A tumor response assessment core (TRAC) was created by the University of Michigan (U-M) Rogel Cancer Center in an effort to improve data quality of imaging assessment and decrease investigator and coordinator/regulatory workload for clinical trials in oncology.1
The approach, which was first implemented at U-M in 2016, was created to limit distortions due to individual variability and unintentional bias on the part of the physicians interpreting the scans.2
“We care about our patients. We want them to do well. We want to keep them on trials. We want to believe our care is helping them,” study senior author Vaibhav Sahai, MBBS, medical oncologist at Michigan Medicine, said in a press release. “So, it can be sometimes hard to do an unbiased assessment – which is what the clinical trial and the patient both deserve.”
The workflow includes an image analyst who pre-reviews scans before review with a board-certified radiologist, and then manually uploads annotated data on the proprietary TRAC web portal.
In an assessment of TRAC, published in the Journal of the National Comprehensive Cancer Network, 49 participants with lung cancer were enlisted (53% female with a median age of 60 years [range, 29-78 years]), and 2 patients were excluded due to the inability to meet criteria. Primary lung cancer morphologies included in the study were non-small cell (n = 31), small cell (n = 8), squamous cell (n = 4), and bronchogenic (n = 4).
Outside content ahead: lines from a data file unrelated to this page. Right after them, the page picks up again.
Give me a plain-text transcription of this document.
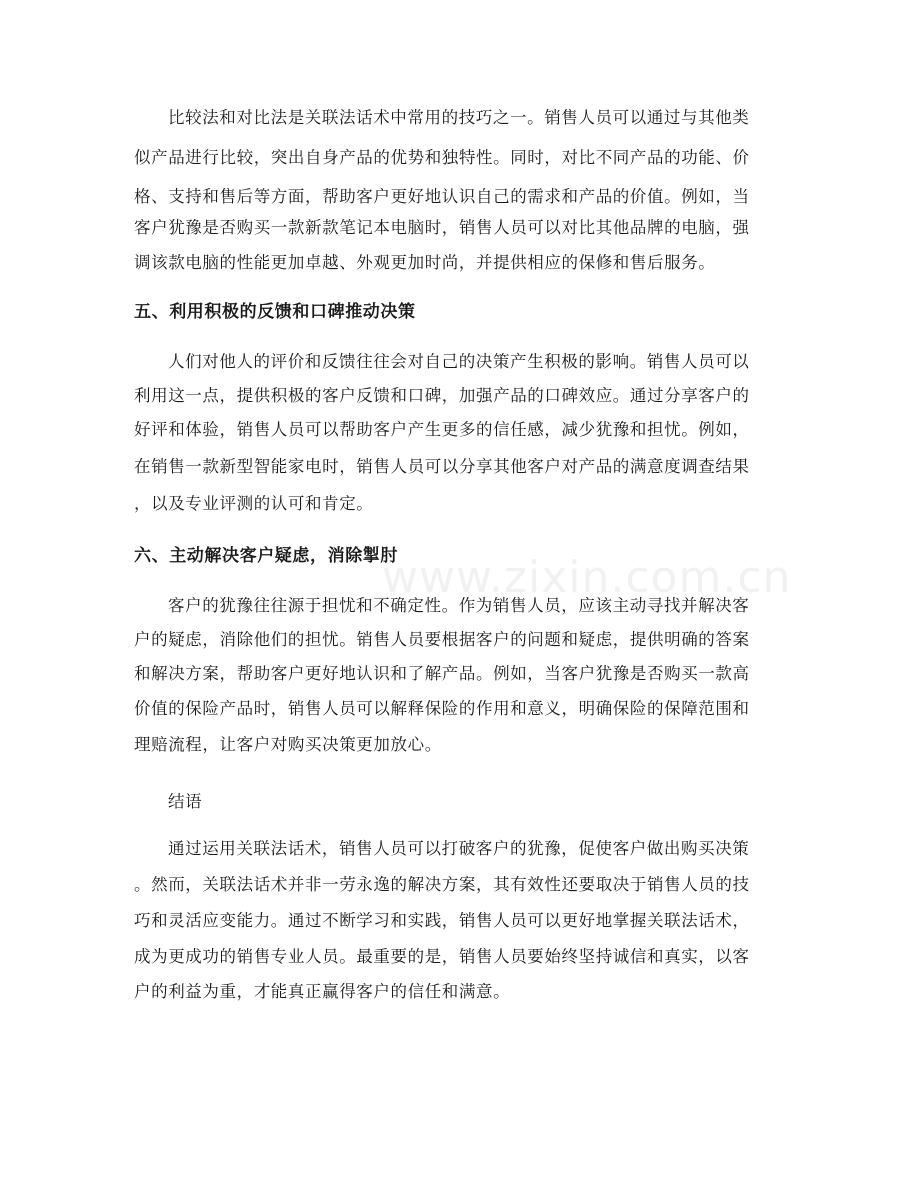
www.zixin.com.cn

比较法和对比法是关联法话术中常用的技巧之一。销售人员可以通过与其他类

似产品进行比较，突出自身产品的优势和独特性。同时，对比不同产品的功能、价

格、支持和售后等方面，帮助客户更好地认识自己的需求和产品的价值。例如，当

客户犹豫是否购买一款新款笔记本电脑时，销售人员可以对比其他品牌的电脑，强

调该款电脑的性能更加卓越、外观更加时尚，并提供相应的保修和售后服务。

五、利用积极的反馈和口碑推动决策

人们对他人的评价和反馈往往会对自己的决策产生积极的影响。销售人员可以

利用这一点，提供积极的客户反馈和口碑，加强产品的口碑效应。通过分享客户的

好评和体验，销售人员可以帮助客户产生更多的信任感，减少犹豫和担忧。例如，

在销售一款新型智能家电时，销售人员可以分享其他客户对产品的满意度调查结果

，以及专业评测的认可和肯定。

六、主动解决客户疑虑，消除掣肘

客户的犹豫往往源于担忧和不确定性。作为销售人员，应该主动寻找并解决客

户的疑虑，消除他们的担忧。销售人员要根据客户的问题和疑虑，提供明确的答案

和解决方案，帮助客户更好地认识和了解产品。例如，当客户犹豫是否购买一款高

价值的保险产品时，销售人员可以解释保险的作用和意义，明确保险的保障范围和

理赔流程，让客户对购买决策更加放心。

结语

通过运用关联法话术，销售人员可以打破客户的犹豫，促使客户做出购买决策

。然而，关联法话术并非一劳永逸的解决方案，其有效性还要取决于销售人员的技

巧和灵活应变能力。通过不断学习和实践，销售人员可以更好地掌握关联法话术，

成为更成功的销售专业人员。最重要的是，销售人员要始终坚持诚信和真实，以客

户的利益为重，才能真正赢得客户的信任和满意。
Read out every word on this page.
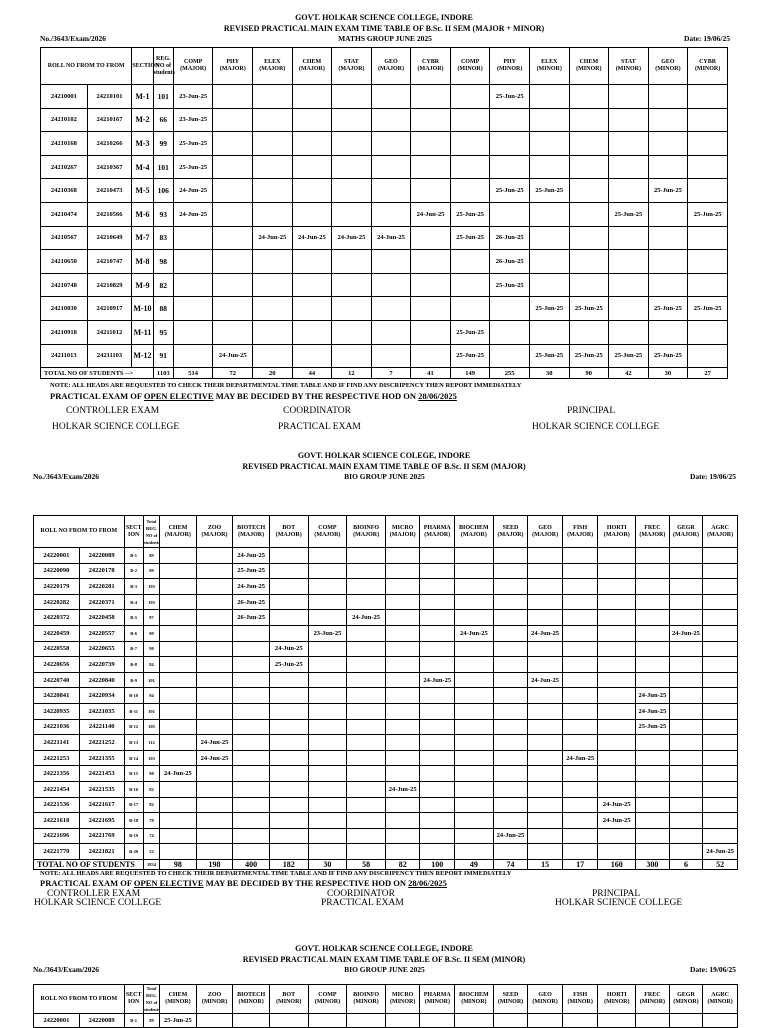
GOVT. HOLKAR SCIENCE COLLEGE, INDORE
REVISED PRACTICAL MAIN EXAM TIME TABLE OF B.Sc. II SEM (MAJOR + MINOR)
No./3643/Exam/2026	MATHS GROUP JUNE 2025	Date: 19/06/25
ROLL NO FROM TO FROM		SECTION	REG. NO of students	COMP (MAJOR)	PHY (MAJOR)	ELEX (MAJOR)	CHEM (MAJOR)	STAT (MAJOR)	GEO (MAJOR)	CYBR (MAJOR)	COMP (MINOR)	PHY (MINOR)	ELEX (MINOR)	CHEM (MINOR)	STAT (MINOR)	GEO (MINOR)	CYBR (MINOR)
24210001	24210101	M-1	101	23-Jun-25								25-Jun-25					
24210102	24210167	M-2	66	23-Jun-25													
24210168	24210266	M-3	99	25-Jun-25													
24210267	24210367	M-4	101	25-Jun-25													
24210368	24210473	M-5	106	24-Jun-25								25-Jun-25	25-Jun-25			25-Jun-25	
24210474	24210566	M-6	93	24-Jun-25						24-Jun-25	25-Jun-25				25-Jun-25		25-Jun-25
24210567	24210649	M-7	83			24-Jun-25	24-Jun-25	24-Jun-25	24-Jun-25		25-Jun-25	26-Jun-25					
24210650	24210747	M-8	98									26-Jun-25					
24210748	24210829	M-9	82									25-Jun-25					
24210830	24210917	M-10	88										25-Jun-25	25-Jun-25		25-Jun-25	25-Jun-25
24210918	24211012	M-11	95								25-Jun-25						
24211013	24211103	M-12	91		24-Jun-25						25-Jun-25		25-Jun-25	25-Jun-25	25-Jun-25	25-Jun-25	
TOTAL NO OF STUDENTS -->			1103	514	72	20	44	12	7	41	149	255	38	90	42	30	27
NOTE: ALL HEADS ARE REQUESTED TO CHECK THEIR DEPARTMENTAL TIME TABLE AND IF FIND ANY DISCRIPENCY THEN REPORT IMMEDIATELY
PRACTICAL EXAM OF OPEN ELECTIVE MAY BE DECIDED BY THE RESPECTIVE HOD ON 28/06/2025
CONTROLLER EXAM
HOLKAR SCIENCE COLLEGE
COORDINATOR
PRACTICAL EXAM
PRINCIPAL
HOLKAR SCIENCE COLLEGE
GOVT. HOLKAR SCIENCE COLEGE, INDORE
REVISED PRACTICAL MAIN EXAM TIME TABLE OF B.Sc. II SEM (MAJOR)
No./3643/Exam/2026	BIO GROUP JUNE 2025	Date: 19/06/25
ROLL NO FROM TO FROM		SECT ION	Total REG. NO of students	CHEM (MAJOR)	ZOO (MAJOR)	BIOTECH (MAJOR)	BOT (MAJOR)	COMP (MAJOR)	BIOINFO (MAJOR)	MICRO (MAJOR)	PHARMA (MAJOR)	BIOCHEM (MAJOR)	SEED (MAJOR)	GEO (MAJOR)	FISH (MAJOR)	HORTI (MAJOR)	FREC (MAJOR)	GEGR (MAJOR)	AGRC (MAJOR)
24220001	24220089	B-1	89			24-Jun-25													
24220090	24220178	B-2	89			25-Jun-25													
24220179	24220281	B-3	103			24-Jun-25													
24220282	24220371	B-4	103			26-Jun-25													
24220372	24220458	B-5	87			26-Jun-25			24-Jun-25										
24220459	24220557	B-6	99					23-Jun-25				24-Jun-25		24-Jun-25				24-Jun-25	
24220558	24220655	B-7	98				24-Jun-25												
24220656	24220739	B-8	84				25-Jun-25												
24220740	24220840	B-9	101								24-Jun-25			24-Jun-25					
24220841	24220934	B-10	94														24-Jun-25		
24220935	24221035	B-11	101														24-Jun-25		
24221036	24221140	B-12	105														25-Jun-25		
24221141	24221252	B-13	112		24-Jun-25														
24221253	24221355	B-14	103		24-Jun-25										24-Jun-25				
24221356	24221453	B-15	98	24-Jun-25															
24221454	24221535	B-16	82							24-Jun-25									
24221536	24221617	B-17	82													24-Jun-25			
24221618	24221695	B-18	78													24-Jun-25			
24221696	24221769	B-19	74										24-Jun-25						
24221770	24221821	B-20	52																24-Jun-25
TOTAL NO OF STUDENTS			1834	98	198	400	182	30	58	82	100	49	74	15	17	160	300	6	52
NOTE: ALL HEADS ARE REQUESTED TO CHECK THEIR DEPARTMENTAL TIME TABLE AND IF FIND ANY DISCRIPENCY THEN REPORT IMMEDIATELY
PRACTICAL EXAM OF OPEN ELECTIVE MAY BE DECIDED BY THE RESPECTIVE HOD ON 28/06/2025
CONTROLLER EXAM
HOLKAR SCIENCE COLLEGE
COORDINATOR
PRACTICAL EXAM
PRINCIPAL
HOLKAR SCIENCE COLLEGE
GOVT. HOLKAR SCIENCE COLLEGE, INDORE
REVISED PRACTICAL MAIN EXAM TIME TABLE OF B.Sc. II SEM (MINOR)
No./3643/Exam/2026	BIO GROUP JUNE 2025	Date: 19/06/25
ROLL NO FROM TO FROM		SECT ION	Total REG. NO of students	CHEM (MINOR)	ZOO (MINOR)	BIOTECH (MINOR)	BOT (MINOR)	COMP (MINOR)	BIOINFO (MINOR)	MICRO (MINOR)	PHARMA (MINOR)	BIOCHEM (MINOR)	SEED (MINOR)	GEO (MINOR)	FISH (MINOR)	HORTI (MINOR)	FREC (MINOR)	GEGR (MINOR)	AGRC (MINOR)
24220001	24220089	B-1	89	25-Jun-25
A linearly weighted kappa test for concordance for TRAC versus radiologist was substantial at 0.65 (95% CI, 0.46-0.85; standard error [SE], 0.10). The kappa value was moderate at 0.42 (95% CI, 0.20-0.64; SE, 0.11) for TRAC versus oncologists and only fair at 0.34 (95% CI, 0.12-0.55; SE, 0.11) for oncologists versus radiologist.
Notably, the TRAC approach also improved the efficiency for analysis of cancer clinical trials at U-M, with the turnaround time for tumor measurements decreasing from 33 days to 3 days.
“The mission of TRAC was to create independent, unbiased, and verifiable measurements of our patients’ response during clinical trials, and the results of our study show that this approach lives up to that goal,” Sahai said. “We published a detailed explanation of the workflow and the software we created in hopes of being a model for other cancer centers, and thus to help improve the accuracy of clinical trial results for patients everywhere.”
According to investigators, only a small number of cancer centers across the country have developed similar systems, with dedicated imaging cores and web-based platforms. These data potentially underscore the necessity for improved imaging criteria training for medical oncologists, consideration for radiologist interpretation, and/or development of an imaging core for response assessment.
The lack of uniformity for obtaining quantitative imaging assessments is partially due to budget constraints, lack of standardized reporting, and potentially insufficiently written clinical trial protocols. The role of a single image analyst (IA) per trial could serve as a catalyst in the relationship between radiologists, oncologists, and clinical staff, thereby enabling improved reliability, reduced interreader variability, and quicker turnaround time without experimenter bias.
“More robust data in turn provide greater confidence in determining therapeutic tumor response in clinical trials, which is crucial in this era of precision medicine with smaller cohorts,” the authors wrote.
1. Hersberger KE, Mendiratta-Lala M, Fischer R, et al. Quantitative Imaging Assessment for Clinical Trials in Oncology. Journal of the National Comprehensive Cancer Network. doi:10.6004/jnccn.2019.7331.
2. U-M Approach Could Improve the Accuracy of Cancer Clinical Trials [news release]. Ann Arbor, Michigan. Published December 26, 2019. newswise.com/articles/u-m-approach-could-improve-the-accuracy-of-cancer-clinical-trials?sc=mwhr&xy=10021790. Accessed January 3, 2020.